The ERIC letter also addressed disclosures of lump-sum buyout offers. Section 342 of SECURE 2.0 requires defined benefit plans to disclose several items to participants eligible for a lump sum payment. At 90 days before a lump-sum offer decision period, plan sponsors must disclose the assumptions used to calculate the lump sum, the value of annuities offered by the plan, tax rules involved with accepting a lump sum and a warning that annuities purchased in the market might be more expensive than those in the plan and that taking a lump sum exposes the recipient to longevity risk.

According to the ERIC letter, the DOL should not mandate any new factors to be disclosed, but should allow plans to list potential “positives” of taking a lump sum instead of “negatives.” For example, sponsors should be allowed to inform participants that lump sums can help estate planning and can pay off in the long run if the payment is invested well.

Section 342 does not contain any “negatives” for lump sums, per se, but would require disclosure on alternatives to the payment.

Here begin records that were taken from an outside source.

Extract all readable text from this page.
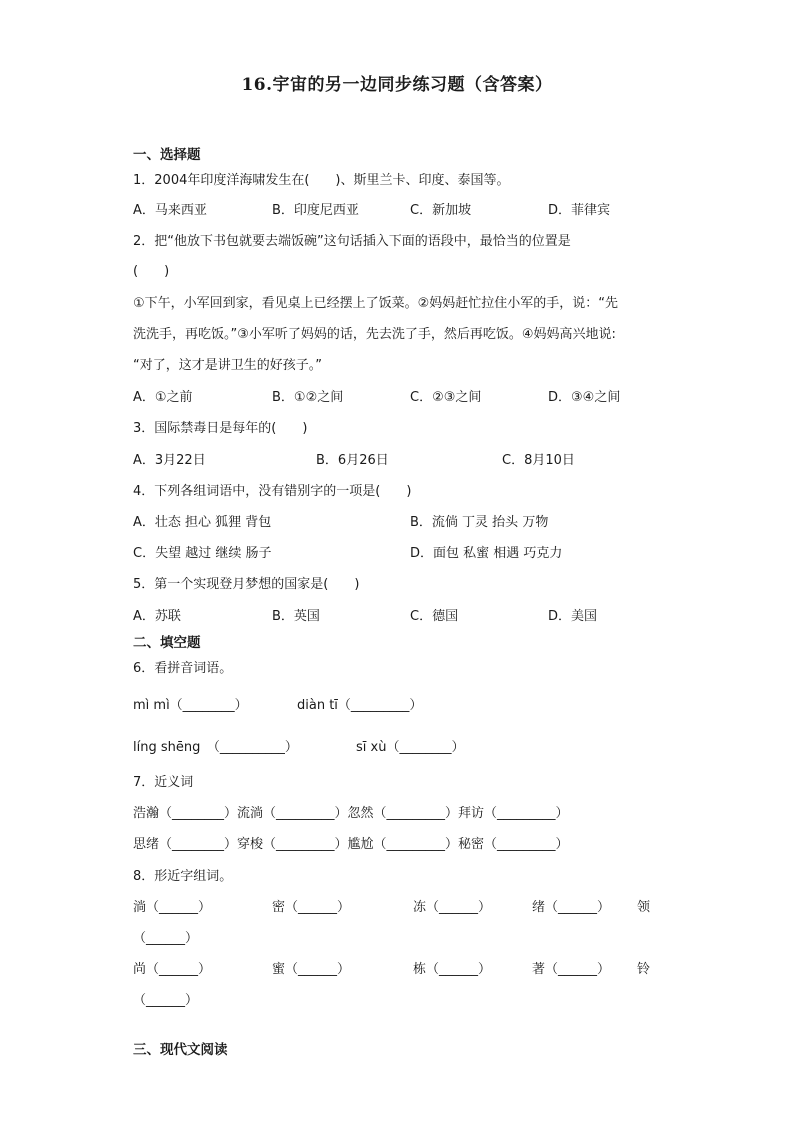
16.宇宙的另一边同步练习题（含答案）
一、选择题
1．2004年印度洋海啸发生在(　　)、斯里兰卡、印度、泰国等。
A．马来西亚	B．印度尼西亚	C．新加坡	D．菲律宾
2．把“他放下书包就要去端饭碗”这句话插入下面的语段中，最恰当的位置是
(　　)
①下午，小军回到家，看见桌上已经摆上了饭菜。②妈妈赶忙拉住小军的手，说：“先
洗洗手，再吃饭。”③小军听了妈妈的话，先去洗了手，然后再吃饭。④妈妈高兴地说:
“对了，这才是讲卫生的好孩子。”
A．①之前	B．①②之间	C．②③之间	D．③④之间
3．国际禁毒日是每年的(　　)
A．3月22日	B．6月26日	C．8月10日
4．下列各组词语中，没有错别字的一项是(　　)
A．壮态 担心 狐狸 背包	B．流倘 丁灵 抬头 万物
C．失望 越过 继续 肠子	D．面包 私蜜 相遇 巧克力
5．第一个实现登月梦想的国家是(　　)
A．苏联	B．英国	C．德国	D．美国
二、填空题
6．看拼音词语。
mì mì（________）	diàn tī（_________）
líng shēng　（__________）	sī xù（________）
7．近义词
浩瀚（________）流淌（_________）忽然（_________）拜访（_________）
思绪（________）穿梭（_________）尴尬（_________）秘密（_________）
8．形近字组词。
淌（______）	密（______）	冻（______）	绪（______） 领
（______）
尚（______）	蜜（______）	栋（______）	著（______） 铃
（______）
三、现代文阅读
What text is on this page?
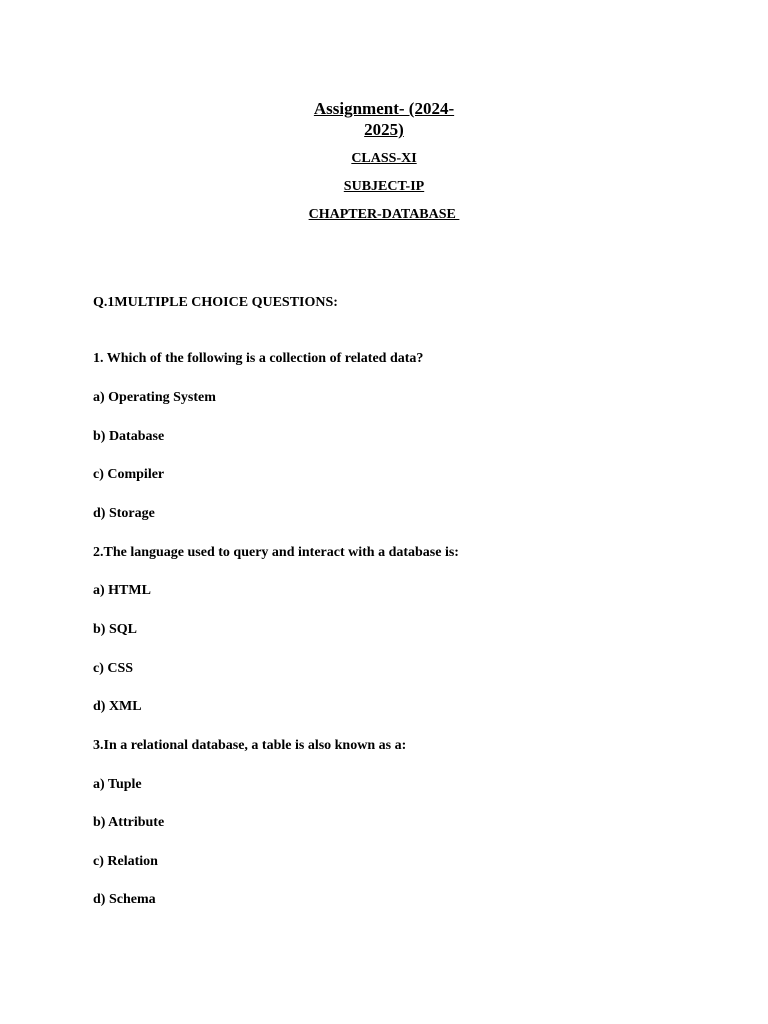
Assignment- (2024-2025)
CLASS-XI
SUBJECT-IP
CHAPTER-DATABASE
Q.1MULTIPLE CHOICE QUESTIONS:
1. Which of the following is a collection of related data?
a) Operating System
b) Database
c) Compiler
d) Storage
2.The language used to query and interact with a database is:
a) HTML
b) SQL
c) CSS
d) XML
3.In a relational database, a table is also known as a:
a) Tuple
b) Attribute
c) Relation
d) Schema
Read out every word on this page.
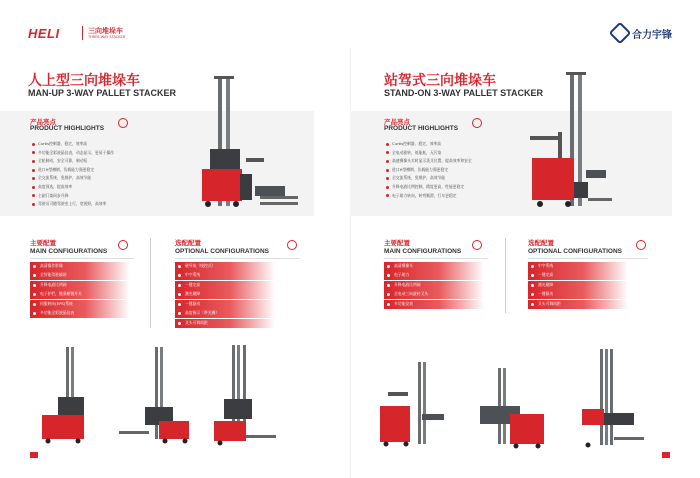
HELI	三向堆垛车
THREE-WAY STACKER	合力宇锋
人上型三向堆垛车
MAN-UP 3-WAY PALLET STACKER
产品亮点
PRODUCT HIGHLIGHTS
Curtis控制器，稳定，效率高
多功能全彩液晶仪表，动态显示，更易于操作
全轮制动，安全可靠，制动短
进口H型槽钢，负载能力强更稳定
全交流系统，免维护，高效节能
高度预选，提高效率
主副门架同步升降
驾驶员可随驾驶室上行，宽视野，高效率
站驾式三向堆垛车
STAND-ON 3-WAY PALLET STACKER
产品亮点
PRODUCT HIGHLIGHTS
Curtis控制器，稳定，效率高
全电动旋转，低能耗，无污染
高速摄像头实时显示货叉位置，提高效率和安全
进口H型槽钢，负载能力强更稳定
全交流系统，免维护，高效节能
升降电液比例控制，精度更高，性能更稳定
电子助力转向，转弯顺滑，行车更稳定
主要配置
MAIN CONFIGURATIONS
高清操作影像
全智能驾驶辅助
升降电液比例阀
电子护栏，链条断链开关
伺服转向(EPS)系统
多功能全彩液晶仪表
选配配置
OPTIONAL CONFIGURATIONS
磁导航（线控式）
中字系统
一键定高
激光避障
一键驱动
高度指示（带光栅）
叉头可调间距
主要配置
MAIN CONFIGURATIONS
高清摄像头
电子助力
升降电液比例阀
全电动三向旋转叉头
多功能仪表
选配配置
OPTIONAL CONFIGURATIONS
中字系统
一键定高
激光避障
一键驱动
叉头可调间距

Andrew Banducci, the senior vice president for retirement and compensation policy at the ERIC, clarifies that the warnings in the disclosure “have a skeptical trend” and said that a Model Notice circulated by the DOL “does not provide a balanced perspective” on lump sum payments.

SECURE 2.0 requires the DOL and Department of the Treasury to issue joint regulations on the lump-sum provision no earlier than one year after the December 29, 2022, enactment of the law.

The comment period for the RFI closed on Wednesday, and it is not clear when the DOL will propose the regulations required. Sidecar ESAs are eligible to be created starting in 2024, but they are unlikely to be offered until regulatory guidance is issued.